Background Influenza virus infection is a substantial cause of severe illness, hospitalization, and mortality in children. Infection by influenza can also predispose the host to bacterial infection, including bloodstream infections, which are associated with more severe illness than influenza infection alone. The purpose of this work is to describe the clinical course of children hospitalized for influenza whose illness is complicated by bloodstream infection.

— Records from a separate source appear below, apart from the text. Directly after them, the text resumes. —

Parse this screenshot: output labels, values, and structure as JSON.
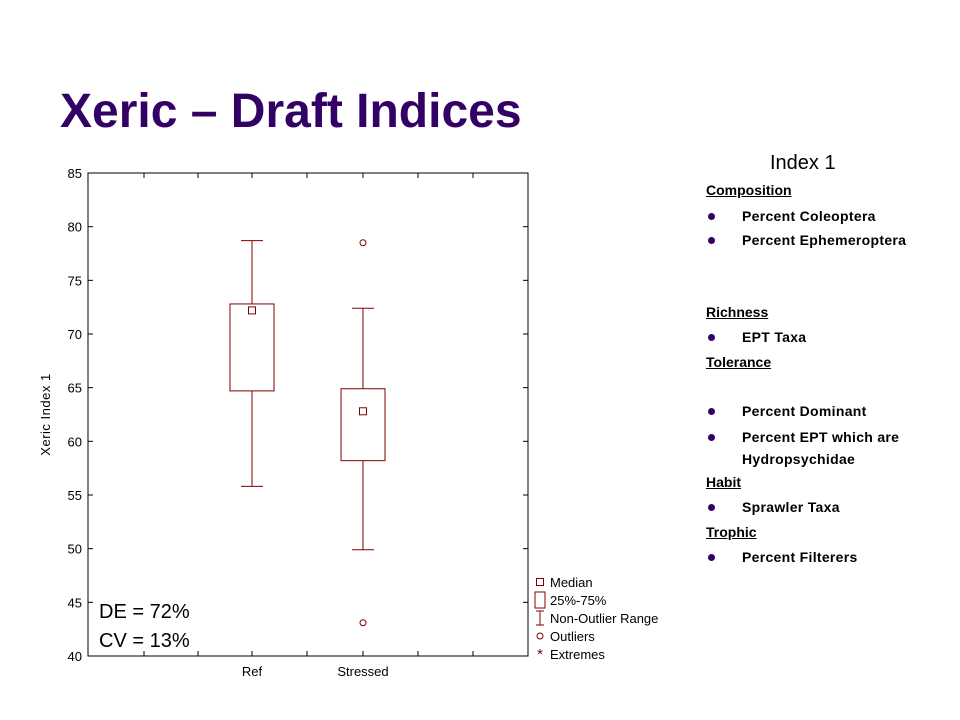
{
  "slide": {
    "title": "Xeric – Draft Indices"
  },
  "chart_data": {
    "type": "box",
    "ylabel": "Xeric Index 1",
    "ylim": [
      40,
      85
    ],
    "yticks": [
      40,
      45,
      50,
      55,
      60,
      65,
      70,
      75,
      80,
      85
    ],
    "categories": [
      "Ref",
      "Stressed"
    ],
    "boxes": [
      {
        "category": "Ref",
        "whisker_low": 55.8,
        "q1": 64.7,
        "median": 72.2,
        "q3": 72.8,
        "whisker_high": 78.7,
        "outliers": []
      },
      {
        "category": "Stressed",
        "whisker_low": 49.9,
        "q1": 58.2,
        "median": 62.8,
        "q3": 64.9,
        "whisker_high": 72.4,
        "outliers": [
          78.5,
          43.1
        ]
      }
    ],
    "legend": [
      "Median",
      "25%-75%",
      "Non-Outlier Range",
      "Outliers",
      "Extremes"
    ],
    "colors": {
      "box": "#800000"
    }
  },
  "stats": {
    "de": "DE = 72%",
    "cv": "CV = 13%"
  },
  "index_panel": {
    "title": "Index 1",
    "sections": [
      {
        "heading": "Composition",
        "items": [
          "Percent Coleoptera",
          "Percent Ephemeroptera"
        ]
      },
      {
        "heading": "Richness",
        "items": [
          "EPT Taxa"
        ]
      },
      {
        "heading": "Tolerance",
        "items": [
          "Percent Dominant",
          "Percent EPT which are Hydropsychidae"
        ]
      },
      {
        "heading": "Habit",
        "items": [
          "Sprawler Taxa"
        ]
      },
      {
        "heading": "Trophic",
        "items": [
          "Percent Filterers"
        ]
      }
    ],
    "colors": {
      "bullet": "#330066"
    }
  }
}
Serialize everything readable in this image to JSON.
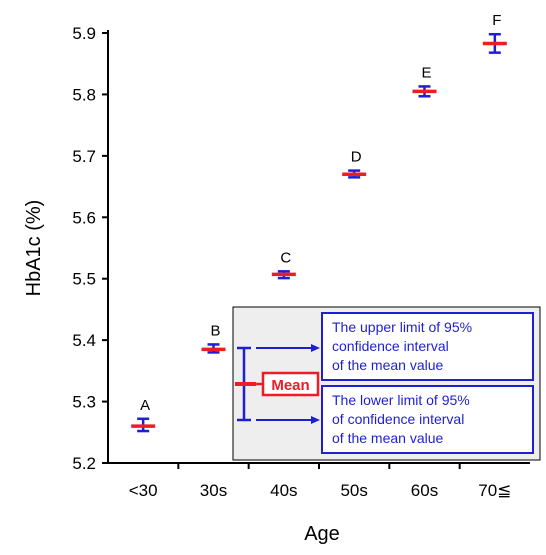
{
  "chart_data": {
    "type": "scatter",
    "title": "",
    "xlabel": "Age",
    "ylabel": "HbA1c (%)",
    "categories": [
      "<30",
      "30s",
      "40s",
      "50s",
      "60s",
      "70≦"
    ],
    "ylim": [
      5.2,
      5.9
    ],
    "yticks": [
      "5.2",
      "5.3",
      "5.4",
      "5.5",
      "5.6",
      "5.7",
      "5.8",
      "5.9"
    ],
    "grid": false,
    "series": [
      {
        "mean": [
          5.26,
          5.385,
          5.507,
          5.67,
          5.805,
          5.883
        ],
        "lower": [
          5.252,
          5.38,
          5.501,
          5.665,
          5.797,
          5.868
        ],
        "upper": [
          5.272,
          5.393,
          5.512,
          5.676,
          5.813,
          5.898
        ],
        "labels": [
          "A",
          "B",
          "C",
          "D",
          "E",
          "F"
        ]
      }
    ],
    "colors": {
      "mean": "#ee1c25",
      "ci": "#1f1fd2",
      "axis": "#000000",
      "legend_bg": "#eeeeee"
    },
    "legend": {
      "placement": "bottom-right",
      "mean_label": "Mean",
      "upper_lines": [
        "The upper limit of 95%",
        "confidence interval",
        "of the mean value"
      ],
      "lower_lines": [
        "The lower limit of 95%",
        "of confidence interval",
        "of the mean value"
      ]
    }
  }
}
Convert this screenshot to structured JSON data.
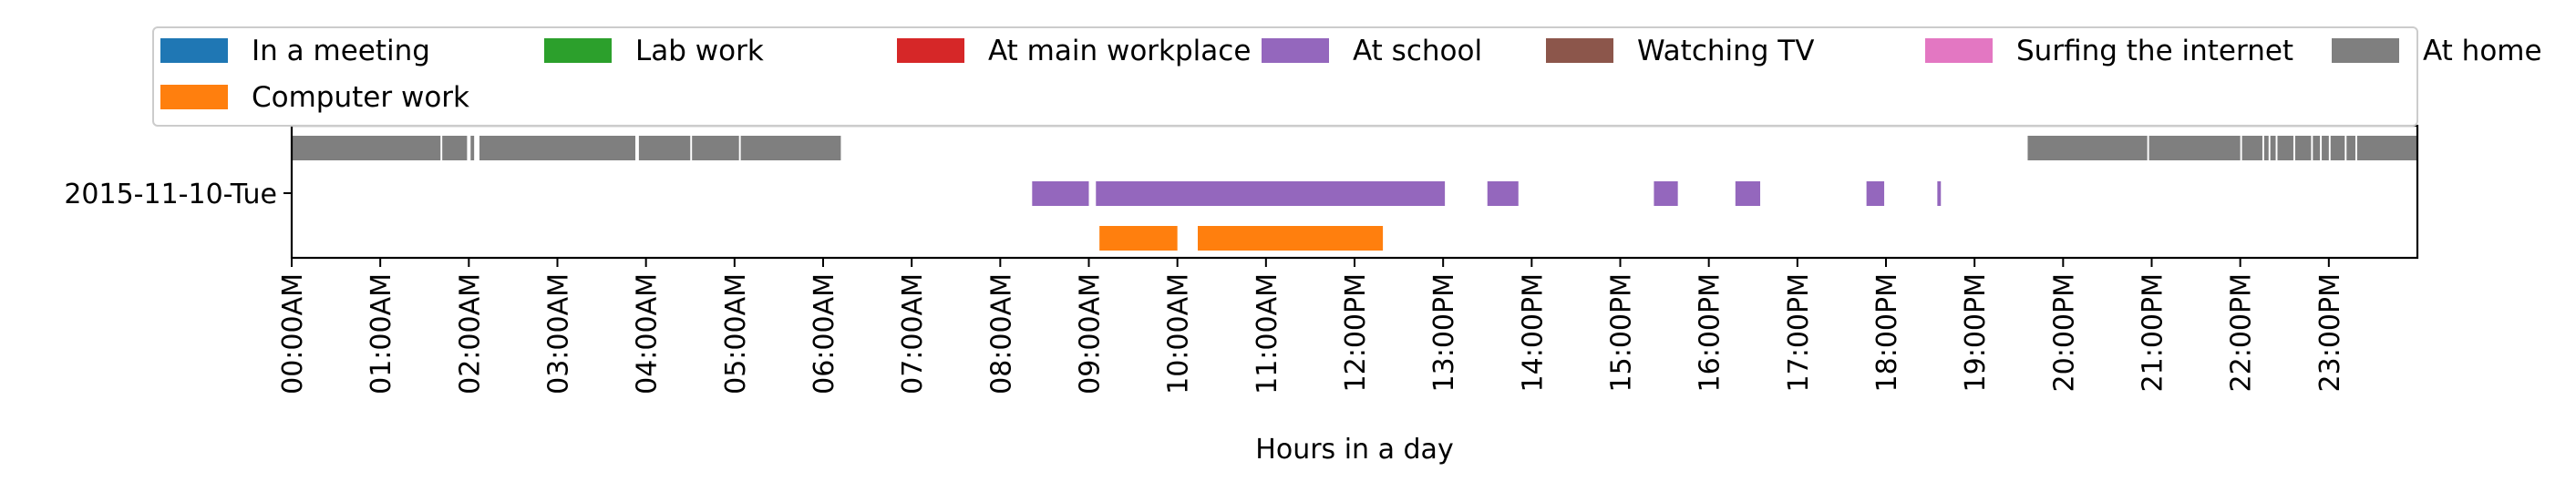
{
  "chart_data": {
    "type": "timeline",
    "xlabel": "Hours in a day",
    "x_unit": "hours",
    "xlim": [
      0,
      24
    ],
    "x_ticks": [
      "00:00AM",
      "01:00AM",
      "02:00AM",
      "03:00AM",
      "04:00AM",
      "05:00AM",
      "06:00AM",
      "07:00AM",
      "08:00AM",
      "09:00AM",
      "10:00AM",
      "11:00AM",
      "12:00PM",
      "13:00PM",
      "14:00PM",
      "15:00PM",
      "16:00PM",
      "17:00PM",
      "18:00PM",
      "19:00PM",
      "20:00PM",
      "21:00PM",
      "22:00PM",
      "23:00PM"
    ],
    "row_label": "2015-11-10-Tue",
    "legend_position": "top",
    "legend": [
      {
        "name": "In a meeting",
        "color": "#1f77b4"
      },
      {
        "name": "Lab work",
        "color": "#2ca02c"
      },
      {
        "name": "At main workplace",
        "color": "#d62728"
      },
      {
        "name": "At school",
        "color": "#9467bd"
      },
      {
        "name": "Watching TV",
        "color": "#8c564b"
      },
      {
        "name": "Surfing the internet",
        "color": "#e377c2"
      },
      {
        "name": "At home",
        "color": "#7f7f7f"
      },
      {
        "name": "Computer work",
        "color": "#ff7f0e"
      }
    ],
    "series": [
      {
        "name": "At home",
        "color": "#7f7f7f",
        "lane": 0,
        "intervals": [
          [
            0.0,
            1.68
          ],
          [
            1.7,
            1.98
          ],
          [
            2.02,
            2.06
          ],
          [
            2.12,
            3.88
          ],
          [
            3.92,
            4.5
          ],
          [
            4.52,
            5.05
          ],
          [
            5.07,
            6.2
          ],
          [
            19.6,
            20.95
          ],
          [
            20.97,
            22.0
          ],
          [
            22.02,
            22.25
          ],
          [
            22.27,
            22.32
          ],
          [
            22.34,
            22.4
          ],
          [
            22.42,
            22.6
          ],
          [
            22.62,
            22.8
          ],
          [
            22.82,
            22.9
          ],
          [
            22.92,
            23.0
          ],
          [
            23.02,
            23.18
          ],
          [
            23.2,
            23.3
          ],
          [
            23.32,
            24.0
          ]
        ]
      },
      {
        "name": "At school",
        "color": "#9467bd",
        "lane": 1,
        "intervals": [
          [
            8.36,
            9.0
          ],
          [
            9.08,
            13.02
          ],
          [
            13.5,
            13.85
          ],
          [
            15.38,
            15.65
          ],
          [
            16.3,
            16.58
          ],
          [
            17.78,
            17.98
          ],
          [
            18.58,
            18.62
          ]
        ]
      },
      {
        "name": "Computer work",
        "color": "#ff7f0e",
        "lane": 2,
        "intervals": [
          [
            9.12,
            10.0
          ],
          [
            10.23,
            12.32
          ]
        ]
      }
    ]
  }
}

Methods Using active surveillance data of laboratory-confirmed influenza hospitalizations at the 12 Canadian Immunization Monitoring Program Active (IMPACT) hospitals among children ≤ 16 years old, between 2010-2011 and 2019-2020 influenza seasons. Factors associated with bloodstream infection were identified using multivariable logistic regression analyses. The risk of death associated with a bloodstream infection was explored using a multivariable logistic regression model.

Results We identified 9,179 laboratory-confirmed influenza hospital admissions. Median age was 3.0 years (IQR 1.1, 6.0) and 57% of patients were male. A laboratory-confirmed bacterial infection was present in 3.2% (394/9179) of cases, most frequently bloodstream infection in 87 children (0.9%). Streptococcus pyogenes (22%, 19/87), Staphylococcus aureus (18%, 16/87), and Streptococcus pneumoniae (17%, 15/87) were the most commonly identified organisms causing bloodstream infection. In multivariable logistic regression analyses, cancer (aOR 3.20, 95% CI 1.43-6.40), the presence of a non-bloodstream bacterial infection (aOR 13.9, 95% CI 7.52-21.6), ICU admission (aOR 2.58, 95% CI 1. 58-4.18), and radiographically confirmed pneumonia (aOR 1.76, 95% CI 1.10-2.78) increased odds of bloodstream infection. Separate models with the same covariates, replacing only the measure of disease severity of ICU admission, were also tested. Respiratory support (aOR 3.43, 95% CI 1.99-5.77) and longer hospital LOS (aOR 1.03, 95% CI 1.02-1.04) were each also significantly associated with bloodstream infection. Bloodstream infection was a significant risk factor for death (aOR 13.0, 95% CI 4.84-29.1) in a multivariable logistic model adjusted for age, influenza virus type and the presence of any at-risk chronic condition.

Conclusion Bloodstream infections among pediatric influenza hospitalizations were identified to be associated with increased levels of care, including to ICU admission, invasive mechanical ventilation, hospital length of stay, and in-hospital mortality.